As the chairman of Chemexcil, what is your agenda going forward?
My single-point agenda will be to promote the country’s exports. Frankly, today the chemical industry has got a good advantage, as the United States and the entire European Union are increasingly looking at India as a prospective country to buy chemical products.

Earlier, China was a preferred destination owing to its huge manufacturing capacity and aggressive promotion. But in the long run, countries are slowly realising that Indian products have better quality.

Was the China factor the only reason for India to lag in exports or are there some more factors too?
Another reason is constraints on capacity. While the Chinese have been the biggest exporter from Asia, the reason behind their aggressive exports was their huge capacity. After domestic consumption, they had to look at overseas territories to exhaust their huge production.

Therefore, for Indian exports to rise, first our capacities too should rise. Thankfully, now there is widespread awareness among manufacturers that if they want to survive in the long run, exports is the only way out and for that they have to increase their production capacity tremendously. Several companies are doubling and tripling their capacities.

This, coupled with the high quality standards in India, will act in our favour.

Have you set any export targets?

The commerce ministry has a target to double exports from the chemical industry in the next three years. But I am confident that with concerted efforts, we will be able to surpass the target comfortably and  double our exports in the next one-year-and-a-half.
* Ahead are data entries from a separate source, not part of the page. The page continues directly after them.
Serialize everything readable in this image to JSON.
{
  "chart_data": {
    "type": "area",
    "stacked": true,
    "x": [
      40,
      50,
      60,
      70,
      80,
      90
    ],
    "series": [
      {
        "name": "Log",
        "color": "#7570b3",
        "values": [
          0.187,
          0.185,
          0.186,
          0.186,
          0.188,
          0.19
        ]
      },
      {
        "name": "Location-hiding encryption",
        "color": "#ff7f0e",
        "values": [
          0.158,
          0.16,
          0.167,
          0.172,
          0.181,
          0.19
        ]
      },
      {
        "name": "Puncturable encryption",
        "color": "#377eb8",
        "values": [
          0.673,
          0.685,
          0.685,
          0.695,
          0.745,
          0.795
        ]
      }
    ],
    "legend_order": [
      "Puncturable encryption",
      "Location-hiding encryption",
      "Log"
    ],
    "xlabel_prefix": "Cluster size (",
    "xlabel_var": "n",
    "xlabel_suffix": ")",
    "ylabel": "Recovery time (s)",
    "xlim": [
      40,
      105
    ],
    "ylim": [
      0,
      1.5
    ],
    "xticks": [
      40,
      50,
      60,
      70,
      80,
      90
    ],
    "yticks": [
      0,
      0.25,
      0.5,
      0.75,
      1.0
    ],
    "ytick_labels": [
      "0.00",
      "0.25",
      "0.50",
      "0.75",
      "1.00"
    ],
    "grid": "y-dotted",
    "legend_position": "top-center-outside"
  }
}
How have exports grown in the last few years?
Last year (FY2009-10), exports from the Indian chemical industry grew 5%. But this year, since the chemicals exported from India and others to the European Union came under a strict scrutiny due to the REACH legislation, exports may be a little muted. But I am happy that the government, in a very short time, took measures to meet the REACH norms and is also offering concessional rates for pre-registration and registration for companies that come under the REACH legislation. The first phase of this registration is over and the next phase will begin shortly. So I am confident that in the coming years our exports will grow faster and we will do better.
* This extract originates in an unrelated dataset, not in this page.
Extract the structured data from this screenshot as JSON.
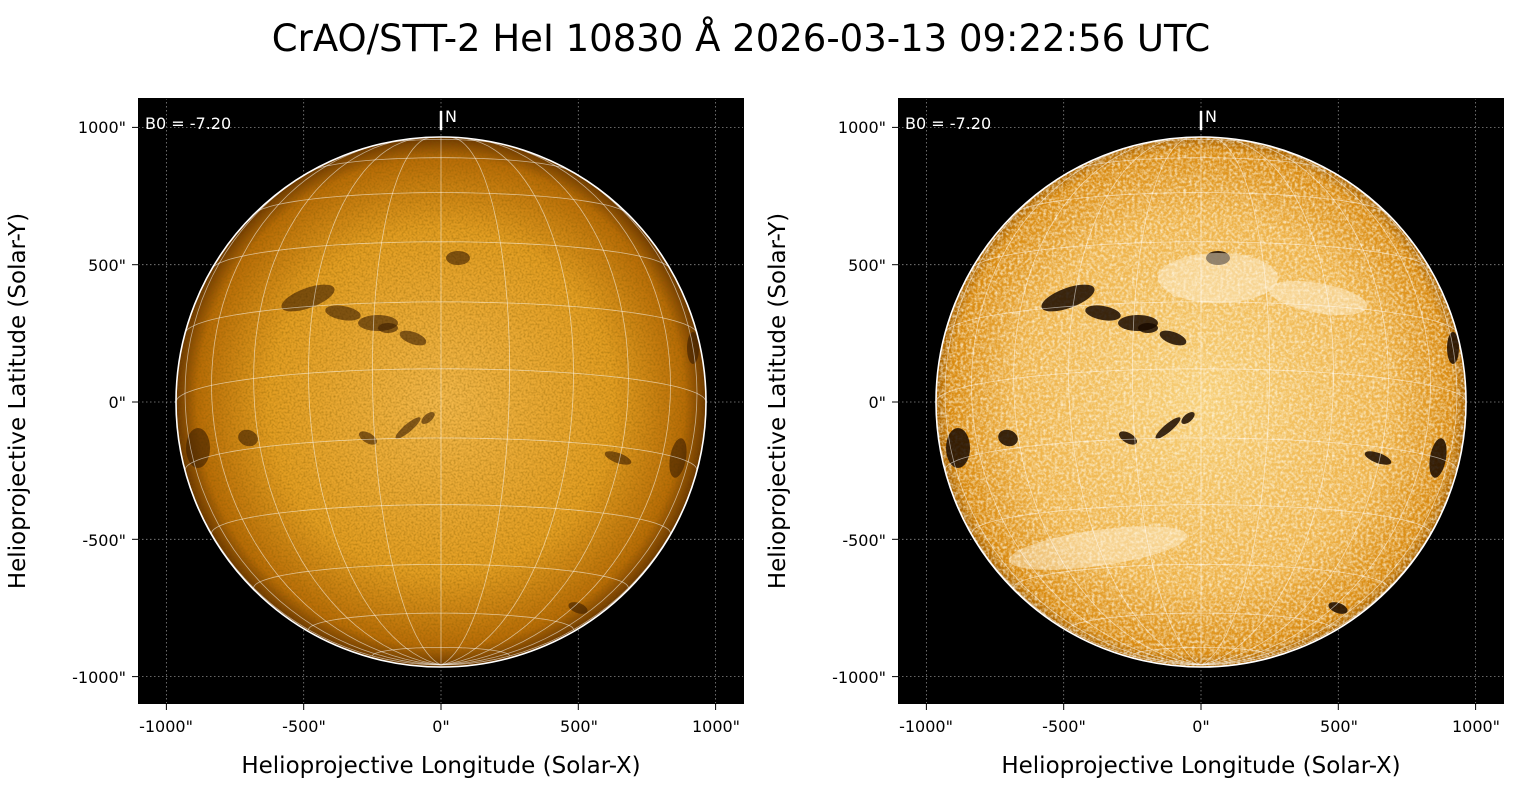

Which are the other areas where the chemical industry requires some help?
There are several other issues such as lack of infrastructure and skilled workforce. But now our Prime Minister and the chairman of the Planning Commission, Montek Singh Ahluwalia, have already constituted a taskforce to look into the cracks in the chemical industry and the issues that require urgent attention. The task force will be submitting its report in the next three months and I believe it will look into these important issues of infrastructure, trained manpower etc.

Has Chemexcil made any recommendations to the government to boost growth?
See, another problem with the chemical industry is that it is very cluttered and unorganised. There are several small companies scattered across the country. So what we want is that the government should come up with guidelines to set up chemical parks in every state, where all these companies will come together under one roof. We have already submitted our request and the proposal will be taken up by the government in the next two months.
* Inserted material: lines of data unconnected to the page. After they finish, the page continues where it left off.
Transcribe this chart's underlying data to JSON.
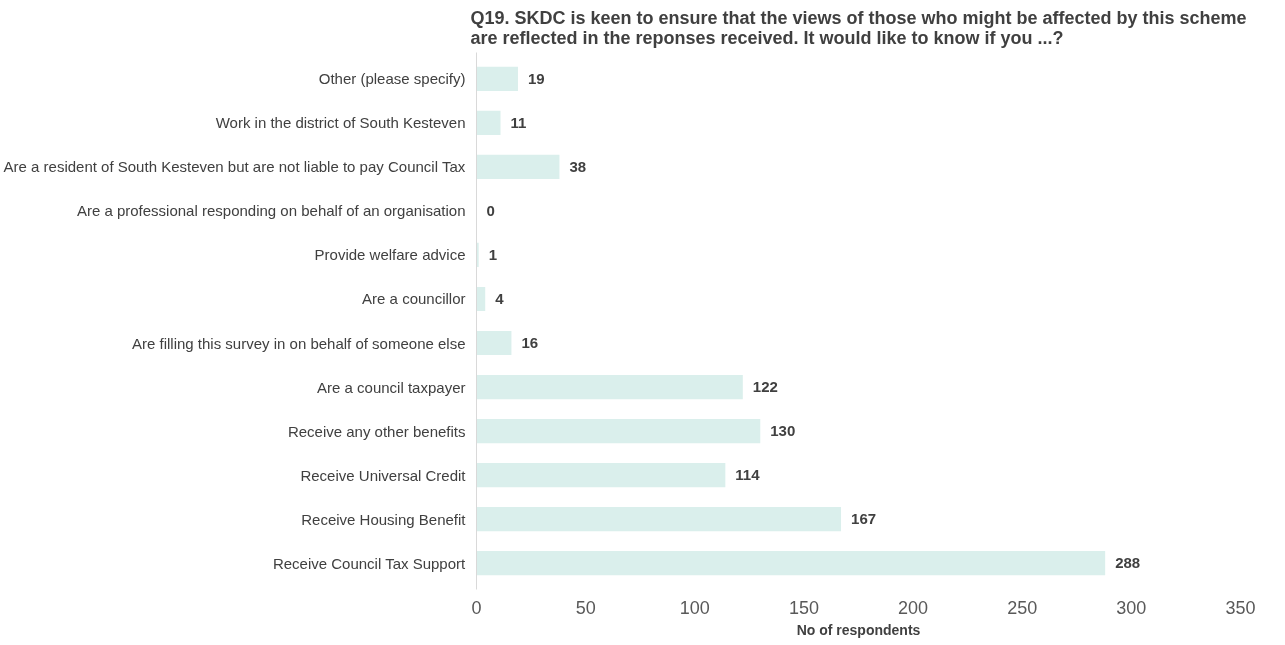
{
  "chart_data": {
    "type": "bar",
    "orientation": "horizontal",
    "title": "Q19. SKDC is keen to ensure that the views of those who might be affected by this scheme\nare reflected in the reponses received. It would like to know if you ...?",
    "xlabel": "No of respondents",
    "categories": [
      "Other (please specify)",
      "Work in the district of South Kesteven",
      "Are a resident of South Kesteven but are not liable to pay Council Tax",
      "Are a professional responding on behalf of an organisation",
      "Provide welfare advice",
      "Are a councillor",
      "Are filling this survey in on behalf of someone else",
      "Are a council taxpayer",
      "Receive any other benefits",
      "Receive Universal Credit",
      "Receive Housing Benefit",
      "Receive Council Tax Support"
    ],
    "values": [
      19,
      11,
      38,
      0,
      1,
      4,
      16,
      122,
      130,
      114,
      167,
      288
    ],
    "color": "#daefec",
    "data_labels": true,
    "xlim": [
      0,
      350
    ],
    "xticks": [
      0,
      50,
      100,
      150,
      200,
      250,
      300,
      350
    ],
    "grid": false
  }
}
Our idea is to make these chemical parks as manufacturing hubs, where all required infrastructure will be provided to large- and small-scale companies.

These chemical parks are much on the lines of PCPIRs, which the government had proposed to set up. But PCPIRs have been a slow starter and so far not much progress has been made. Don’t you think the chemical parks will also go the same way?
Yes, the chemical parks will be more or less similar, but the idea behind them is to bring together the scattered industry under one roof, where all facilities are made available to the players.
PCPIRs (Petroleum, Chemicals and Petrochemical Investment Region) are an initiative of the central government and we need equal support from the state governments also to take them forward, which was lacking earlier.

For the chemical parks, we have not only submitted our proposal to the commerce ministry, but have also garnered support from the chemical and fertiliser ministry as well, so we there will be more focused efforts.